The remarks come a day after India’s top general confirmed that his country’s fighter jets were downed by Pakistan but did not specify a number. That admission followed a statement by Subrahmanyam Swamy, a member of Modi’s Bharatiya Janata Party (BJP) but a staunch critic of the Indian premier, that Pakistan had downed five Indian planes.
“The Modi govt has misled the nation. The fog of war is now clearing,” Kharge wrote in a post on X.
He said that in the wake of the remarks made by India’s Chief of Defence Staff (CDS) General Anil Chauhan in Singapore during an interview, there were some very important questions which needed to be asked.

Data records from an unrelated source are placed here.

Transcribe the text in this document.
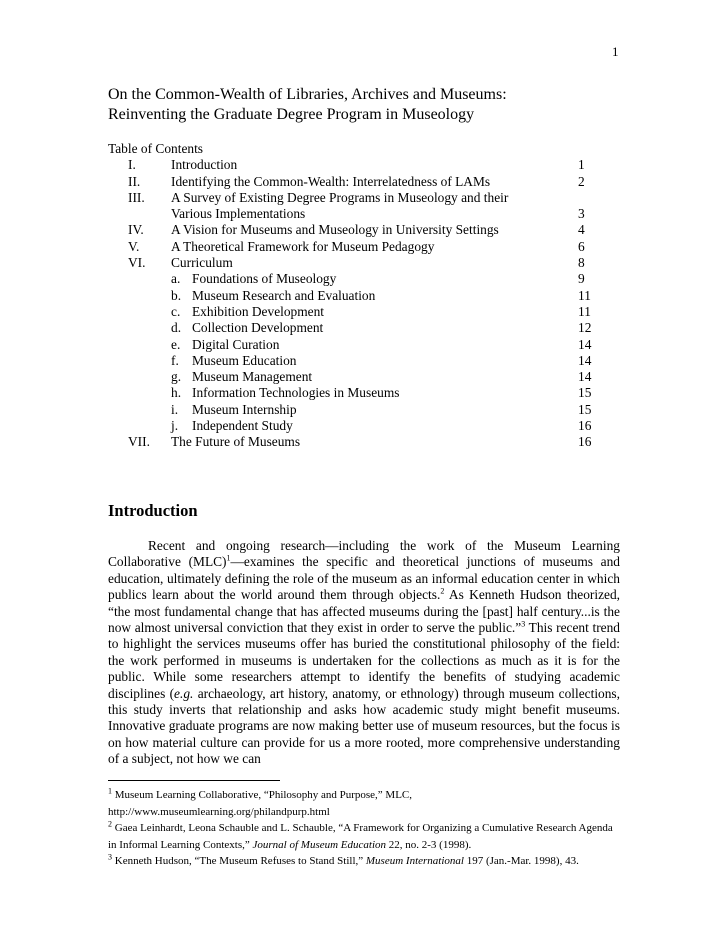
1
On the Common-Wealth of Libraries, Archives and Museums:
Reinventing the Graduate Degree Program in Museology
Table of Contents
I.	Introduction	1
II. Identifying the Common-Wealth: Interrelatedness of LAMs	2
III. A Survey of Existing Degree Programs in Museology and their
Various Implementations	3
IV. A Vision for Museums and Museology in University Settings	4
V. A Theoretical Framework for Museum Pedagogy	6
VI. Curriculum	8
a. Foundations of Museology	9
b. Museum Research and Evaluation	11
c. Exhibition Development	11
d. Collection Development	12
e. Digital Curation	14
f. Museum Education	14
g. Museum Management	14
h. Information Technologies in Museums	15
i. Museum Internship	15
j. Independent Study	16
VII. The Future of Museums	16
Introduction

Recent and ongoing research—including the work of the Museum Learning Collaborative (MLC)$^1$—examines the specific and theoretical junctions of museums and education, ultimately defining the role of the museum as an informal education center in which publics learn about the world around them through objects.$^2$ As Kenneth Hudson theorized, “the most fundamental change that has affected museums during the [past] half century...is the now almost universal conviction that they exist in order to serve the public.”$^3$ This recent trend to highlight the services museums offer has buried the constitutional philosophy of the field: the work performed in museums is undertaken for the collections as much as it is for the public. While some researchers attempt to identify the benefits of studying academic disciplines (e.g. archaeology, art history, anatomy, or ethnology) through museum collections, this study inverts that relationship and asks how academic study might benefit museums. Innovative graduate programs are now making better use of museum resources, but the focus is on how material culture can provide for us a more rooted, more comprehensive understanding of a subject, not how we can

$^1$ Museum Learning Collaborative, “Philosophy and Purpose,” MLC,
http://www.museumlearning.org/philandpurp.html
$^2$ Gaea Leinhardt, Leona Schauble and L. Schauble, “A Framework for Organizing a Cumulative Research Agenda in Informal Learning Contexts,” Journal of Museum Education 22, no. 2-3 (1998).
$^3$ Kenneth Hudson, “The Museum Refuses to Stand Still,” Museum International 197 (Jan.-Mar. 1998), 43.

“These can only be asked if a Special Session of the Parliament is immediately convened,” he said.
“The Congress party demands a comprehensive review of defence preparedness by an independent expert committee, on the lines of the Kargil review committee,” he added.
Congress leader and Telangana Minister Uttam Reddy separately demanded transparency from the Indian government to reveal the extent of losses, Deccan Herald reported.
“The fact that the fighter aircraft were downed is something that the government needs to stop denying. The CDS himself mentioned that. “Earlier Air Marshal Bharti had mentioned it indirectly in his briefing along with the DGMO,” Reddy, himself a former air force pilot, was quoted as having said.
Indian fighter jets were shot down by the Pakistan Air Force on the night of May 6-7 in response to the Indian Air Force’s late-night missile strikes at six Pakistani sites, including Subhan Mosque in Bahawalpur’s Ahmedpur East, Bilal Mosque in Muzaffarabad, Abbas Mosque in Kotli, Umalkura Mosque in Muridke, the village of Kotki Lohara in Sialkot district, and Shakargarh.
Pakistan took down six Indian jets, including three advanced French Rafale planes. According to reports, the recent clash between India and Pakistan marks a significant development in the regional air power constellation. Three Rafales, one Su-30MKI, one Mirage 2000 and one MiG-29 were downed within a 40-minute span. Not one Pakistani jet crossed the border or engaged in close combat.
After intercepting drones sent by India on May 8 and tit-for-tat strikes on each other’s airbases on the night of May 9-10, it took American intervention on May 10 for both sides to finally reach a ceasefire.
The US-brokered ceasefire had brought a halt to a week of record escalation between Pakistan and India as the latter took a series of unprovoked military actions despite Islamabad’s call for a neutral probe into India’s allegations over the Pahalgam attack.